Royaume-Uni : les contrôles douaniers « dépriorisés » pour réduire les files d’attente
Les responsables des aéroports ont demandé aux agents des autorités frontalières de « déprioriser » les opérations douanières — qui comprennent la recherche d’armes et de drogues — afin de raccourcir les files d’attente pour les passeports.
Les responsables des aéroports ont demandé aux agents des autorités frontalières de « déprioriser » les opérations douanières — qui comprennent la recherche d’armes et de drogues — afin de raccourcir les files d’attente pour les passeports.
Selon le quotidien The Guardian, des courriels ayant fait l’objet d’une fuite montrent que le personnel de l’aéroport de Manchester a été informé ce mois-ci que les opérations douanières ne devaient être effectuées que s’« il n’y a pas de risque de temps d’attente excessif ».
Selon les sources de The Guardian, cela signifiait que les agents des douanes ne devaient pas procéder à des contrôles aléatoires d’armes à feu illégales, d’armes offensives ou de drogues.
EURACTIV a contacté le ministère de l’Intérieur britannique pour savoir s’il était au courant de la situation, ce à quoi un porte-parole a répondu que la « priorité numéro un des autorités frontalières est de garder nos frontières sécurisées pour tous les passagers, et nous ne ferons jamais de compromis à ce sujet ».
« Pendant les heures de pointe, les ressources sont continuellement évaluées pour équilibrer toutes les pressions.

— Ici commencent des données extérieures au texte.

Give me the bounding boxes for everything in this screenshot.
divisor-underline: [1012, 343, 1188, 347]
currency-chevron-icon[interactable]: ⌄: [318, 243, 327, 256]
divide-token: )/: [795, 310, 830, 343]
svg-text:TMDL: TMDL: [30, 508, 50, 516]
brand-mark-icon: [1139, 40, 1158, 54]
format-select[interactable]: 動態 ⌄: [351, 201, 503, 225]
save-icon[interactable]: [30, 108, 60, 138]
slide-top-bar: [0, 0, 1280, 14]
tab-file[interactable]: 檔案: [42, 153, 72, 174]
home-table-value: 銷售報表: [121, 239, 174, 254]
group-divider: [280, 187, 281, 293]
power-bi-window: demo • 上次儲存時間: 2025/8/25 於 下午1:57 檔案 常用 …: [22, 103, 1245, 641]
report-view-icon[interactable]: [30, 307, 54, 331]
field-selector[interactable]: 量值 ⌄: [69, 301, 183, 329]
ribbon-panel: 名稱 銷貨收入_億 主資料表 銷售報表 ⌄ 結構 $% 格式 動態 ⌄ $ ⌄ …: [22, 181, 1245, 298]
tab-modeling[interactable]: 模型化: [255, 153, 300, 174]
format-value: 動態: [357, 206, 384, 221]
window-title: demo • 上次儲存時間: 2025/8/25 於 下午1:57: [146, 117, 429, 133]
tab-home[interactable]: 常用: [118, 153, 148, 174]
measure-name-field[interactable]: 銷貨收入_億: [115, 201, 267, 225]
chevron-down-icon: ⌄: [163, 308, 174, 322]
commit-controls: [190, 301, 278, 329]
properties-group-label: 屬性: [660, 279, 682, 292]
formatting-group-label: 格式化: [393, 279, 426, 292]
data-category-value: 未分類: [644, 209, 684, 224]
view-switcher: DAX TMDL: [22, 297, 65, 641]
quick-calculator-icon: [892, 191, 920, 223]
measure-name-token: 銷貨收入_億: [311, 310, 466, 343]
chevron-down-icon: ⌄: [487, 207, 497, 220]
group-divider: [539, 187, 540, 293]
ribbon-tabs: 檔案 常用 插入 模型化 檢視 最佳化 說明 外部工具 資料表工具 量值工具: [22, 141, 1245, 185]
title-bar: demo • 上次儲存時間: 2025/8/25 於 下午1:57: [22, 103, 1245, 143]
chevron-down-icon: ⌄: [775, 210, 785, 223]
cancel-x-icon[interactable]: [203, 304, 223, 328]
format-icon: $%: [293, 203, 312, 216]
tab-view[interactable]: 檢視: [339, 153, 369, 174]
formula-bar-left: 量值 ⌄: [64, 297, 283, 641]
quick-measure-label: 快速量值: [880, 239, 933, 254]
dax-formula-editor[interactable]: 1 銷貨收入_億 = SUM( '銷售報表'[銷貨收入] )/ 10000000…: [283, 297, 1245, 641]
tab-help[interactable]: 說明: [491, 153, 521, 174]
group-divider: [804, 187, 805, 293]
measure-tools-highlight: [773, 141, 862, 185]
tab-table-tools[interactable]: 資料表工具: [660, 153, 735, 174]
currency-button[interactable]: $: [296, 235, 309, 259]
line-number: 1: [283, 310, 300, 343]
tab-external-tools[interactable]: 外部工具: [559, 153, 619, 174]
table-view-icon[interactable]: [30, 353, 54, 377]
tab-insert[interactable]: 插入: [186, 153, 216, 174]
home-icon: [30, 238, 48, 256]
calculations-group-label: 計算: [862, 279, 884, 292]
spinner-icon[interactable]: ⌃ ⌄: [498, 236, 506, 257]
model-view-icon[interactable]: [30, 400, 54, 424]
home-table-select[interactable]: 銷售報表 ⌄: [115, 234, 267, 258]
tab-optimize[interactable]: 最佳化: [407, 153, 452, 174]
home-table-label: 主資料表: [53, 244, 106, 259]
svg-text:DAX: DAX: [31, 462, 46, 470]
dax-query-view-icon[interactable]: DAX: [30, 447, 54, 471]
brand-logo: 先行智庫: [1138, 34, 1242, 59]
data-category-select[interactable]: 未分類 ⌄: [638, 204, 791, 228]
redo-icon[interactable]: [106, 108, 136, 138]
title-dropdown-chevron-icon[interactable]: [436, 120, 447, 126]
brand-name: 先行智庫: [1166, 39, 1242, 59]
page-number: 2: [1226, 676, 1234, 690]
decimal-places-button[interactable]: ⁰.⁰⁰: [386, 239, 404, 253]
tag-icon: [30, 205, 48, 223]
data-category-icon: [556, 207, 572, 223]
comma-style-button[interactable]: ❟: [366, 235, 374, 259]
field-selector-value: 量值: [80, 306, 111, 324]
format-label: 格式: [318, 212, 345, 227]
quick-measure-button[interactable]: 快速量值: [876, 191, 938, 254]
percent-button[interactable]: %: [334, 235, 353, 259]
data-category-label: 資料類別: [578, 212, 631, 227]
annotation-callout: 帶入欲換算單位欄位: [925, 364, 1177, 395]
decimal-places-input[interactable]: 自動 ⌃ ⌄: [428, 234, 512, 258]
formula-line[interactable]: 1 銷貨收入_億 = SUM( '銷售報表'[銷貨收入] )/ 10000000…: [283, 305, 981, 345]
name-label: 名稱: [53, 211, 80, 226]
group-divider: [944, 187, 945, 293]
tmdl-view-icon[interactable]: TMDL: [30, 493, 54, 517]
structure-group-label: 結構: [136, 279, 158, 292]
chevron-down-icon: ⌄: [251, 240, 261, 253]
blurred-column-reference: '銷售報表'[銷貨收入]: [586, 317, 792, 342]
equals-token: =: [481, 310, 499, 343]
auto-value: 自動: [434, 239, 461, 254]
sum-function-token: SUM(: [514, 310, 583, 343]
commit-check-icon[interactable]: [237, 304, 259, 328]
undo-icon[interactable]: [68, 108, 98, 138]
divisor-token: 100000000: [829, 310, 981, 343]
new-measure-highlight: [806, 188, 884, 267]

Les ressources sont déployées de manière dynamique grâce aux renseignements et aux données pour intervenir sur toute menace potentielle », a ajouté le porte-parole.
Ce rapport intervient un jour seulement après l’annonce du nouvel accord post-Brexit par le Premier ministre britannique Rishi Sunak et la chef de la Commission européenne Ursula von der Leyen lors d’une conférence de presse conjointe, au cours de laquelle ils ont défini les termes du « cadre de Windsor », le successeur potentiel du protocole d’Irlande du Nord.
EURACTIV a également contacté la Commission européenne pour savoir si elle était au courant de la situation et, le cas échéant, si ces voyageurs se déplaçaient entre l’UE et le Royaume-Uni, mais aucune réponse n’a été reçue au moment de la publication.